The most common side-effects of the human papillomavirus vaccine are mild and local reactions of pain, tenderness, or swelling at the injection site. In some cases, although less frequently, it can sometimes be linked to the onset of headache, dizziness, myalgia, arthralgia, and gastrointestinal symptoms including nausea, vomiting and abdominal pain. 

World Health Organization HPV Vaccine Recommendation

One of the goals adopted by the World Health Assembly, a decision-making body of the World Health Organization (WHO), is to eliminate cervical cancer as a public health problem by 2030, leaving the ratio at less than 4 cases per 100.000 women, mainly through HPV vaccination.

  1. They have also set out to achieve different targets:  
  • World-wide HPV vaccination of 90% of girls by 15 years of age.
  • Screening of 70% of women with high performance tests by the age of 35 and again by the age of 45.  
  • Treatment 90% of women diagnosed with cervical disease spanning from pre-cancerous lesions to invasive cancer cases.

Currently, only 32% of the world’s ten-year-old girls have been vaccinated against HPV, meaning that 68% still need to be vaccinated. Interestingly, this large proportion of unvaccinated girls are all located in the same 65 countries. Therefore, making it easier for these countries to carry out vaccination campaigns is fundamental to reach the World Health Assembly’s goals.

Latest guidelines and research

In 2022, the WHO published an update on HPV vaccines, addressing key issues, including the dosing regimen. 

Originally, when the first vaccines became available, three doses were recommended. Over time, this was brought down to two doses in children over the age of 9. Later studies have shown that a single dose is effective in preventing cervical cancer in around 97.5% of people, meaning that the first shot is crucial. Currently, although 2 or 3 doses are considered ideal, the official recommendation states that at least one dose should be administered to children between 9 and 20 years of age.

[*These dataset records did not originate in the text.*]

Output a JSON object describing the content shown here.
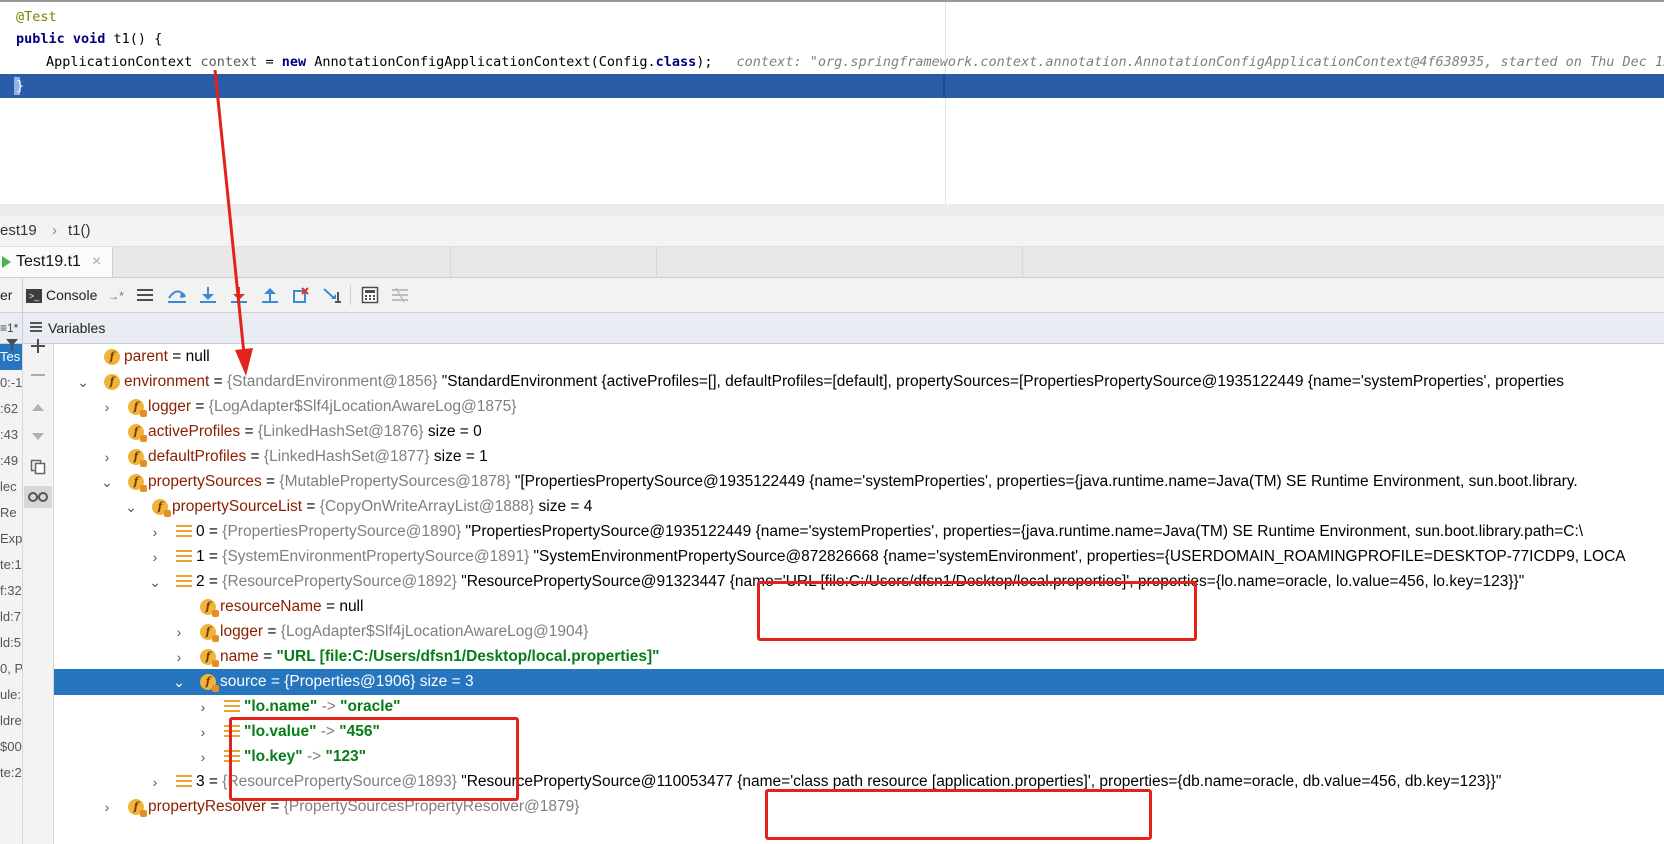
{
  "editor": {
    "line1": "@Test",
    "line2_kw": "public void",
    "line2_rest": " t1() {",
    "line3_type": "ApplicationContext",
    "line3_var": "context",
    "line3_eq": " = ",
    "line3_new": "new",
    "line3_ctor": " AnnotationConfigApplicationContext(Config.",
    "line3_class": "class",
    "line3_end": ");",
    "inline_value": "context: \"org.springframework.context.annotation.AnnotationConfigApplicationContext@4f638935, started on Thu Dec 12 14",
    "line4": "}"
  },
  "breadcrumb": {
    "item1": "est19",
    "sep": "›",
    "item2": "t1()"
  },
  "tabs": {
    "run_tab": "Test19.t1",
    "close": "×"
  },
  "toolbar": {
    "left_cut": "er",
    "console": "Console",
    "console_arrow": "→*"
  },
  "vars_header": {
    "left_cut": "≡1*",
    "title": "Variables"
  },
  "frames_strip": [
    "Tes",
    "0:-1",
    ":62",
    ":43",
    ":49",
    "lec",
    "Re",
    "Exp",
    "te:1",
    "f:32",
    "ld:7",
    "ld:5",
    "0, P",
    "ule:",
    "ldre",
    "$00",
    "te:2"
  ],
  "tree": {
    "parent": {
      "name": "parent",
      "val": " = null"
    },
    "environment": {
      "name": "environment",
      "eq": " = ",
      "ref": "{StandardEnvironment@1856}",
      "val": " \"StandardEnvironment {activeProfiles=[], defaultProfiles=[default], propertySources=[PropertiesPropertySource@1935122449 {name='systemProperties', properties"
    },
    "logger": {
      "name": "logger",
      "eq": " = ",
      "ref": "{LogAdapter$Slf4jLocationAwareLog@1875}"
    },
    "activeProfiles": {
      "name": "activeProfiles",
      "eq": " = ",
      "ref": "{LinkedHashSet@1876}",
      "val": "  size = 0"
    },
    "defaultProfiles": {
      "name": "defaultProfiles",
      "eq": " = ",
      "ref": "{LinkedHashSet@1877}",
      "val": "  size = 1"
    },
    "propertySources": {
      "name": "propertySources",
      "eq": " = ",
      "ref": "{MutablePropertySources@1878}",
      "val": " \"[PropertiesPropertySource@1935122449 {name='systemProperties', properties={java.runtime.name=Java(TM) SE Runtime Environment, sun.boot.library."
    },
    "propertySourceList": {
      "name": "propertySourceList",
      "eq": " = ",
      "ref": "{CopyOnWriteArrayList@1888}",
      "val": "  size = 4"
    },
    "item0": {
      "idx": "0",
      "eq": " = ",
      "ref": "{PropertiesPropertySource@1890}",
      "val": " \"PropertiesPropertySource@1935122449 {name='systemProperties', properties={java.runtime.name=Java(TM) SE Runtime Environment, sun.boot.library.path=C:\\"
    },
    "item1": {
      "idx": "1",
      "eq": " = ",
      "ref": "{SystemEnvironmentPropertySource@1891}",
      "val": " \"SystemEnvironmentPropertySource@872826668 {name='systemEnvironment', properties={USERDOMAIN_ROAMINGPROFILE=DESKTOP-77ICDP9, LOCA"
    },
    "item2": {
      "idx": "2",
      "eq": " = ",
      "ref": "{ResourcePropertySource@1892}",
      "val": " \"ResourcePropertySource@91323447 {name='URL [file:C:/Users/dfsn1/Desktop/local.properties]', properties={lo.name=oracle, lo.value=456, lo.key=123}}\""
    },
    "resourceName": {
      "name": "resourceName",
      "val": " = null"
    },
    "logger2": {
      "name": "logger",
      "eq": " = ",
      "ref": "{LogAdapter$Slf4jLocationAwareLog@1904}"
    },
    "name": {
      "name": "name",
      "eq": " = ",
      "val": "\"URL [file:C:/Users/dfsn1/Desktop/local.properties]\""
    },
    "source": {
      "name": "source",
      "eq": " = ",
      "ref": "{Properties@1906}",
      "val": "  size = 3"
    },
    "entries": [
      {
        "key": "\"lo.name\"",
        "arrow": " -> ",
        "value": "\"oracle\""
      },
      {
        "key": "\"lo.value\"",
        "arrow": " -> ",
        "value": "\"456\""
      },
      {
        "key": "\"lo.key\"",
        "arrow": " -> ",
        "value": "\"123\""
      }
    ],
    "item3": {
      "idx": "3",
      "eq": " = ",
      "ref": "{ResourcePropertySource@1893}",
      "val": " \"ResourcePropertySource@110053477 {name='class path resource [application.properties]', properties={db.name=oracle, db.value=456, db.key=123}}\""
    },
    "propertyResolver": {
      "name": "propertyResolver",
      "eq": " = ",
      "ref": "{PropertySourcesPropertyResolver@1879}"
    }
  },
  "colors": {
    "annotation_red": "#e2231a",
    "selection_blue": "#2675bf",
    "caret_line": "#2a5ca8"
  },
  "icons": [
    "field-icon",
    "list-item-icon",
    "expand-chevron-icon",
    "collapse-chevron-icon"
  ]
}
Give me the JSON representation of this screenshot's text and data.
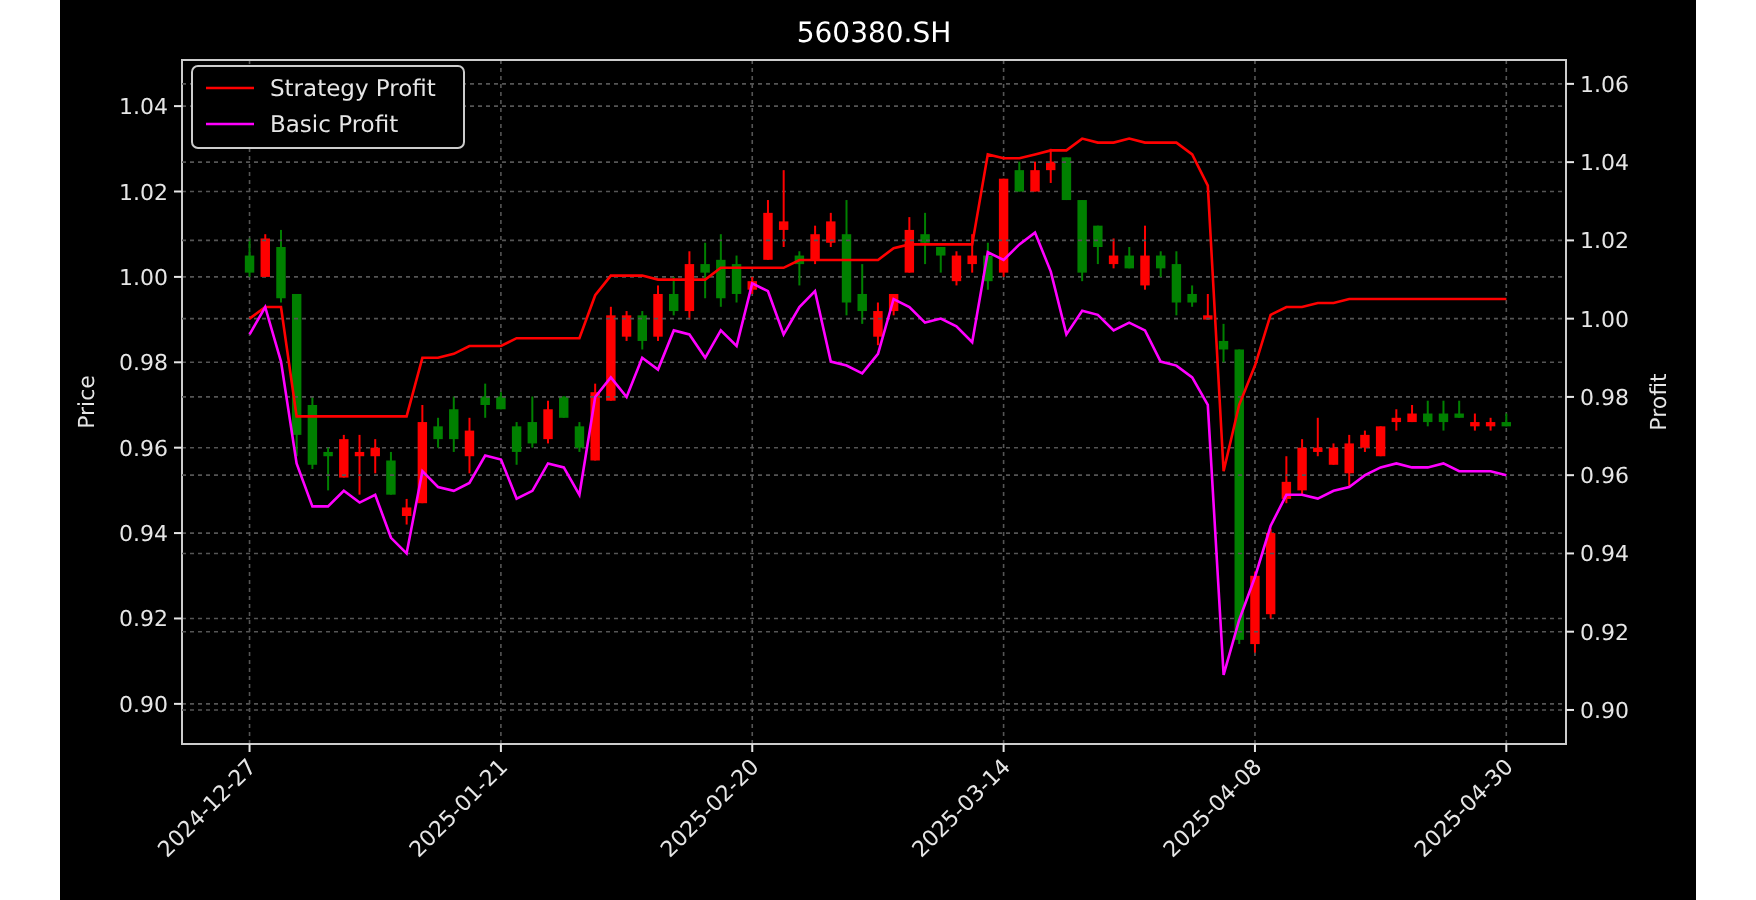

This change in the guidelines is especially relevant in countries where implementing vaccination campaigns is difficult and too expensive. It implies that with the same number of vaccines, twice as many people can get vaccinated and still have a high degree of protection. This shift in dosage will represent a game-changer for many countries in their efforts to offer HPV vaccinations access to their citizens.